WIESBADEN - Er hat sich so leise aus der Welt verabschiedet, wie er in ihr stets und ohne Unterlass in vielfacher ehrenamtlicher Mission unterwegs war: Der Pädagoge Günter Higelin ist am 28. Dezember im Alter von 72 Jahren in seinem Zuhause in Bärstadt seinem Krebsleiden erlegen. Am gestrigen Freitag fand im engsten Familienkreis die Trauerfeier statt.
„Er war ein ganz besonderer Mensch“ – ein Satz, der in diesen Tagen immer wieder fällt. Alles, was der passionierte Lehrer an der Theodor-Fliedner-Schule und am Martin-Niemöller-Oberstufengymnasium anpackte, brachte er mit Beharrlichkeit, Klugheit, Zugewandtheit und Zielstrebigkeit zum Erfolg. Im Mittelpunkt zu stehen, das war seine Sache nicht: Andere durften glänzen, denn der frühere Gymnasiallehrer für Geschichte, Politik und Wirtschaft, Sport und Recht arbeitete im Hintergrund.

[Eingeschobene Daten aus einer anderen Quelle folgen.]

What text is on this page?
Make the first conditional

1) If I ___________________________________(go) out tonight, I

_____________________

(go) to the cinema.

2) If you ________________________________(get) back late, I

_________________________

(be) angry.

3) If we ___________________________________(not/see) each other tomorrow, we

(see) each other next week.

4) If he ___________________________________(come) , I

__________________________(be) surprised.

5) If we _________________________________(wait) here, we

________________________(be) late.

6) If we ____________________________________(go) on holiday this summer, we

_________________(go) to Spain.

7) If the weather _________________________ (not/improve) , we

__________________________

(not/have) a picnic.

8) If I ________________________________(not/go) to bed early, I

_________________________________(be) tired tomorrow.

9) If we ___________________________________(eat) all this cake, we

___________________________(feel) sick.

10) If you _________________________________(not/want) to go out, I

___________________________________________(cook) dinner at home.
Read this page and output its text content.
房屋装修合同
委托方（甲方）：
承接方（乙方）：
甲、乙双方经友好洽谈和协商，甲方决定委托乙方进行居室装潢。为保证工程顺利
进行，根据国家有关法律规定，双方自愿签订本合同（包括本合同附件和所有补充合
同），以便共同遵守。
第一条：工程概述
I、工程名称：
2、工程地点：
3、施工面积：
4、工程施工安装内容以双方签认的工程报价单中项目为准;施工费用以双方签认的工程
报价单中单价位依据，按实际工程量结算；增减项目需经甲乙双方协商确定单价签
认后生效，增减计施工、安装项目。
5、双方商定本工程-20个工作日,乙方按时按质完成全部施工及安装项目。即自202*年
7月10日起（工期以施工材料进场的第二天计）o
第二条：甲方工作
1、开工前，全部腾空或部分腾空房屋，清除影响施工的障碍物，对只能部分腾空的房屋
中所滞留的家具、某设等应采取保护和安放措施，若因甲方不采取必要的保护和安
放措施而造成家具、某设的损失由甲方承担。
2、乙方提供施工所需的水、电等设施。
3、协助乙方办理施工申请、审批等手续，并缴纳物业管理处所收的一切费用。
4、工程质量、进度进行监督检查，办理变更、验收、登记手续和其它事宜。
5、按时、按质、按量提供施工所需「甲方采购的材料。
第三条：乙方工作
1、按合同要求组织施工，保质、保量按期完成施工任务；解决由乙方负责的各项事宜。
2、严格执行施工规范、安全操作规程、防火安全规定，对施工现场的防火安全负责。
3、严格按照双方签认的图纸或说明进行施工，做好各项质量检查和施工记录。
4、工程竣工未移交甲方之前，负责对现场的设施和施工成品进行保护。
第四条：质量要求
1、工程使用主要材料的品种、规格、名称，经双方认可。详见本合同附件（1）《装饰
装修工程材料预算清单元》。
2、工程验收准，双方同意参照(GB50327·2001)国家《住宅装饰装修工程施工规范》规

Als das erfolgreiche Bundesliga-Damenteam des Volleyball-Clubs Wiesbaden eine Konsolidierung der Finanzen brauchte, ließ sich Günter Higelin nicht lange bitten: Der treue VCW-Fan übernahm den Job des ehrenamtlichen Geschäftsführers mit allen Widrigkeiten, die es zu meistern galt. Er war es auch, der die frühere Top-Spielerin Nicole Fetting als Nachfolgerin für die Geschäftsführung vorschlug und ihr bis zuletzt beratend zur Seite stand. „Ich bin in riesengroße Fußstapfen getreten, es war eine Ehre, dass er mir das zutraute“, sagt Fetting. Wir waren ein tolles Team, das sich 110 Prozent vertraute.“ Als Kassenwart im geschäftsführenden Vorstand blieb Higelin weiter aktiv, beeindruckte durch seine ruhige Art bei jedem Problem.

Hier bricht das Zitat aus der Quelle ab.